Chemotherapy Could Affect Reproductive Lifespan of Unborn Female Fetuses

Etoposide was seen to eliminate 90% of germ cells in mice ovary tissue.

A recent study found that if the chemotherapy drug etoposide is administered to a pregnant patient, it can potentially alter the fertility of unborn female fetuses.

Etoposide blocks an essential enzyme and cause cancer cell DNA to become tangled, preventing cell division. The drug is used to treat various forms of cancer.

Chemotherapy during the first trimester is generally not recommended, but is considered safer to be administered during the second and third trimesters. Several previous studies have shown that women who receive chemotherapy during later trimesters do not deliver infants with apparent birth defects.

However, reproductive effects would not be seen until much later in the child’s life.

Researchers in the current study, which was published by BMC Cancer, discovered that etoposide damages the development of lab-grown ovary tissue in mice, and affects germ cells that initiate egg production. The second and third trimesters are critical for female reproductive lifespan determination, since this is when female germ cells create follicles, which determines how many eggs will be released.

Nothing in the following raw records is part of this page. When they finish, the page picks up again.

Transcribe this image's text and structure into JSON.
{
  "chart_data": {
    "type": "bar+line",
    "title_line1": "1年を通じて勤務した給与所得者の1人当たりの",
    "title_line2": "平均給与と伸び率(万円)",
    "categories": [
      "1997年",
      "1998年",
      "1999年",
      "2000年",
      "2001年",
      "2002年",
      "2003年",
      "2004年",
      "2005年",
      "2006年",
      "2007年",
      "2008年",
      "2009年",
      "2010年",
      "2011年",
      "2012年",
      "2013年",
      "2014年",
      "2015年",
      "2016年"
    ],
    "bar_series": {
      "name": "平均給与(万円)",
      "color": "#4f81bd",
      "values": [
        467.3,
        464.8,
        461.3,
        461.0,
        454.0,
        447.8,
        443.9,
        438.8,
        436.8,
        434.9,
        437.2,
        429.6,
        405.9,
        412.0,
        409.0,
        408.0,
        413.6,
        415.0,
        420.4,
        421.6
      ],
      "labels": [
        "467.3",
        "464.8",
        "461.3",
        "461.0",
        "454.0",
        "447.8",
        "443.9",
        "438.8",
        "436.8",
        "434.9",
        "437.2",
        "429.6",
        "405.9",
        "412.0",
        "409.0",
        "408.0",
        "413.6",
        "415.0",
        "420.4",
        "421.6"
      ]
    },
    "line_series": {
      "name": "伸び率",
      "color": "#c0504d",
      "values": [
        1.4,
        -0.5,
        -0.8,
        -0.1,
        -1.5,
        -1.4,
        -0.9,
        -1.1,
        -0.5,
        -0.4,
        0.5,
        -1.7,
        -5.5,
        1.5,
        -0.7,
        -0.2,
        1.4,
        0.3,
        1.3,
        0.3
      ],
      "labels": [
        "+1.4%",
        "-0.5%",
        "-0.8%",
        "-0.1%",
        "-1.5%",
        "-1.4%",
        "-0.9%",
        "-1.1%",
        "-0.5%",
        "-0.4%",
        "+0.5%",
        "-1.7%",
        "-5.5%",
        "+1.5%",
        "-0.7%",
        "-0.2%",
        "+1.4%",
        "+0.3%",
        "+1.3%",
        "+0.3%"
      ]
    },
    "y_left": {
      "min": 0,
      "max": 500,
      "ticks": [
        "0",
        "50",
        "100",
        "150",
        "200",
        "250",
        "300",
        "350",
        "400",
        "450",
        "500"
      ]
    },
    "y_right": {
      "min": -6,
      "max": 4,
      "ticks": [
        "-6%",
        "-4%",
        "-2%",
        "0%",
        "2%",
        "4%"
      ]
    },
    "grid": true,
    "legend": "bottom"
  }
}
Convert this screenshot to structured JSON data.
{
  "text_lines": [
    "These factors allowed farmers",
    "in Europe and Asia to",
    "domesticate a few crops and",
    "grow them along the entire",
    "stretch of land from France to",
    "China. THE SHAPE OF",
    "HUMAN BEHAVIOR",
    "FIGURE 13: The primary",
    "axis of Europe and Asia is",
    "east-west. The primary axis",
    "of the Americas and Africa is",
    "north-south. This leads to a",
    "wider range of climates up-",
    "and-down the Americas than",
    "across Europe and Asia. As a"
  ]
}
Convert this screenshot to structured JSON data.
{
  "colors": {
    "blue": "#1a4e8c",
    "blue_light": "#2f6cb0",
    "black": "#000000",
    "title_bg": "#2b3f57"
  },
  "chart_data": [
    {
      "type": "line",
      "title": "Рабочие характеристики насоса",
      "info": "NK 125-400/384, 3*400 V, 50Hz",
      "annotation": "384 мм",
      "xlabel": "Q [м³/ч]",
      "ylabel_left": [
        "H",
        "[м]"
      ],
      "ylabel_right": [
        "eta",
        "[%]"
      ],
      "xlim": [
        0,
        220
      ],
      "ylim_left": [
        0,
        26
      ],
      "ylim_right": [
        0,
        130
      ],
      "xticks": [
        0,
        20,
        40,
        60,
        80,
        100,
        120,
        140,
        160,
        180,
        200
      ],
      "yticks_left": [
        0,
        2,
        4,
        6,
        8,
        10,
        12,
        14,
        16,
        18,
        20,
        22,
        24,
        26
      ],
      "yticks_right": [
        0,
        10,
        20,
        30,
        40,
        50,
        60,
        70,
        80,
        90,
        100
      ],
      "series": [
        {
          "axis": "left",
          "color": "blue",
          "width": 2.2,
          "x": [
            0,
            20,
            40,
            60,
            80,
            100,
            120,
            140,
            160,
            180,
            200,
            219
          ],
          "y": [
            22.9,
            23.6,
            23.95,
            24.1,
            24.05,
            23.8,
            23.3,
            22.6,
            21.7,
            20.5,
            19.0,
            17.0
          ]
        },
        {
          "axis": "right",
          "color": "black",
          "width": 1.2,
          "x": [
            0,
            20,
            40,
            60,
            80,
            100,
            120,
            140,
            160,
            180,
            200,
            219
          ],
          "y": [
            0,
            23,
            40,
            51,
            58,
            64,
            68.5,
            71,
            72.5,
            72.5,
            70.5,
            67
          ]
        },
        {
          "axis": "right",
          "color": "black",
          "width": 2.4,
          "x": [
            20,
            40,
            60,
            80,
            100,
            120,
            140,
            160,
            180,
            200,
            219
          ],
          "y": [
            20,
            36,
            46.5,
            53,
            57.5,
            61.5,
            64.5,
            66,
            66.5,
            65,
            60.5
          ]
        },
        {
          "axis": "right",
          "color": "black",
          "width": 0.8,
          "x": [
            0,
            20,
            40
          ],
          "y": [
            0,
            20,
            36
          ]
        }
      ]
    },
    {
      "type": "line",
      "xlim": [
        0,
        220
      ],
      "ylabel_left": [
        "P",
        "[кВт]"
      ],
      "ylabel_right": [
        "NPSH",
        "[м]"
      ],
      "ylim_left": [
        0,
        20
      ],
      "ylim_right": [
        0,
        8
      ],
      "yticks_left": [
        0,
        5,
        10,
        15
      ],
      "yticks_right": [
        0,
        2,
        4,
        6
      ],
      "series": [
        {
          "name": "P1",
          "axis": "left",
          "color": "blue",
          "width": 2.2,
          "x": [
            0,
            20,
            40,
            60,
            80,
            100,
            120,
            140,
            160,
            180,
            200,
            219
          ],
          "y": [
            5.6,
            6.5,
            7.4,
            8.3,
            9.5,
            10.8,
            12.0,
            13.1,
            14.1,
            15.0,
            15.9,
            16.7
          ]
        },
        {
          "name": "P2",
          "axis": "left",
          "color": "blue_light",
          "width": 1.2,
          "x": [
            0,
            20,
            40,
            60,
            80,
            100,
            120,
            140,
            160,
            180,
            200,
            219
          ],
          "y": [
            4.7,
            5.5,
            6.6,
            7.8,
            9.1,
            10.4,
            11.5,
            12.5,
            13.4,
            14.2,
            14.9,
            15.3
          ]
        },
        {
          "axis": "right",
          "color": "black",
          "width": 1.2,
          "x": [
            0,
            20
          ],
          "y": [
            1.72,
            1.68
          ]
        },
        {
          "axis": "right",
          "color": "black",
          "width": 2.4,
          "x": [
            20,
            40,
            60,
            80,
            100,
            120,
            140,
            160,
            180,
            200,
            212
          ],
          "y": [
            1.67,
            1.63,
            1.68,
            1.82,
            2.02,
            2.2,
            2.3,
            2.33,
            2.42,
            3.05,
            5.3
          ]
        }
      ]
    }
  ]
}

Researchers discovered that 90% of germ cells were eliminated if chemotherapy was initiated prior to follicle development, according to the study.

“If the results we have seen in these mouse studies are replicated in human tissue, it could mean that girls born to moms who are taking etoposide during pregnancy have a reduced fertility window,” said researcher Norah Spears, PhD.

If the treatment started after follicle development, no adverse effects on reproductive health was seen. Researchers said that damage to germ cells could also be passed on to future generations.

Since pregnant women are currently treated with etoposide, the researchers caution that this drug may have similar effects on human fetal ovaries.